Note the following about the pkgdiff cache:
To access the cache, the computer pkgdiff is running on must have access to the internet and, specifically, Github. If your machine is isolated from the internet, or blocked from Github, pkgdiff will error.
The cache does not contain all CRAN packages. It contains packages that exceed 1000 downloads per month. These packages constitute approximately 20% of the top CRAN downloads, or about 4000 packages. For most R users, any package you might be interested in will be included in this subset.
To find out which packages are in the pkgdiff
cache, you may call the function pkg_cache()
. See the
documentation of that function for additional information.
If a package is not in the cache, all pkgdiff functions will still work. However, they will be much slower than packages that are included in the cache.
You may request that a package be added to the cache by submitting an issue to the pkgdiff issue log here.
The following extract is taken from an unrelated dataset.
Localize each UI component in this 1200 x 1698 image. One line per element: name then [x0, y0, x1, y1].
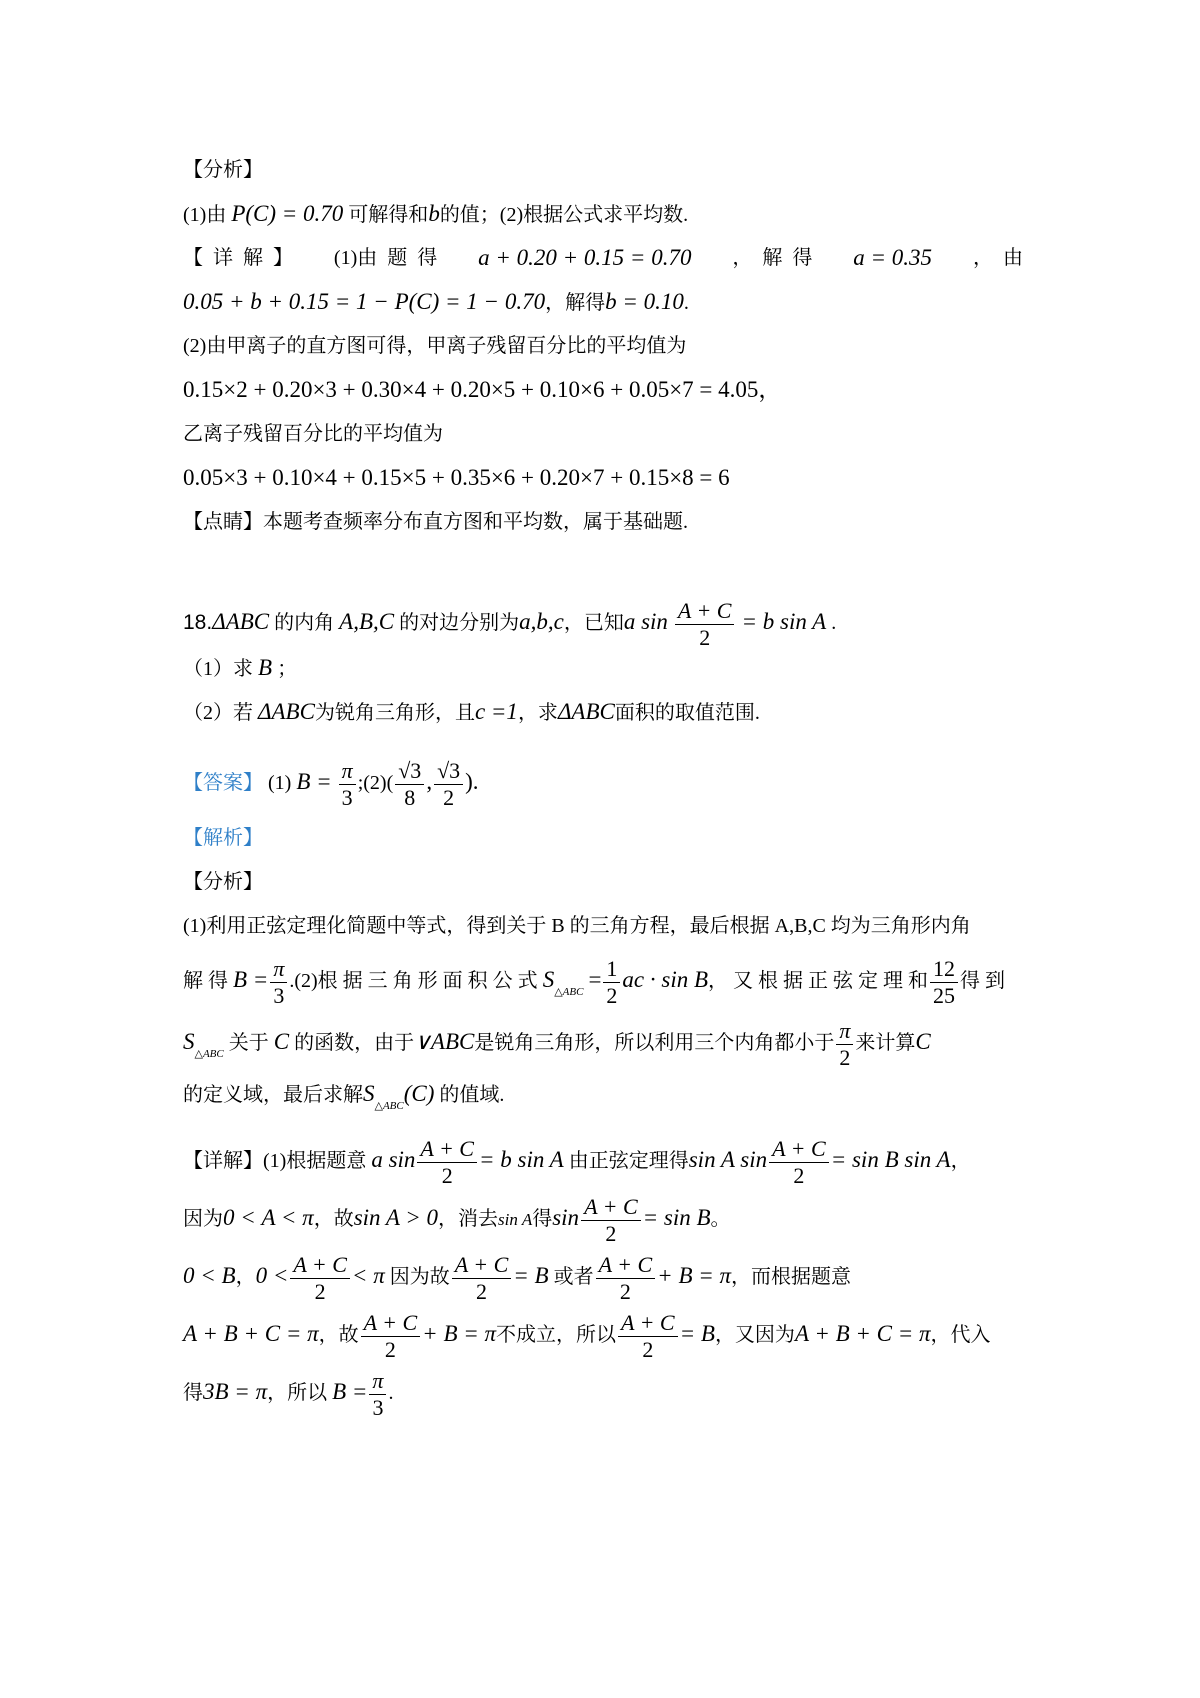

Observe that the pkg_info()
function also returns a
parameter on whether or not the selected package is in the cache. It is
recommended to run pkg_info()
or pkg_cache()
first, and check if the package is in the cache before running
pkg_stability()
.
If a package is not in the cache, you may speed up
pkg_stability()
by setting either the “releases” or
“months” parameters. Either of these parameters will limit the scope of
the call to pkg_stability()
. For example, if a package has
a lifespan of 10 years, you can greatly reduce the amount of stability
processing by reducing the comparison period to 36 months instead of the
entire 10 years. Do note, however, that such scope reductions may also
have an effect on the calculated score and assessment.
The package cache is updated periodically, usually every day. The update looks for new versions of packages that are already in the cache. If a new version is found, the update routine will add the new version to the stored infos for that package, and also update the stability data. The update routine also looks for new packages that have recently met the 1000 downloads per month threshold. If such a package is found, it will be added to the cache automatically. Packages that fall below the 1000 downloads per month threshold are not removed. Once a package has been added to the cache, it will be retained indefinitely.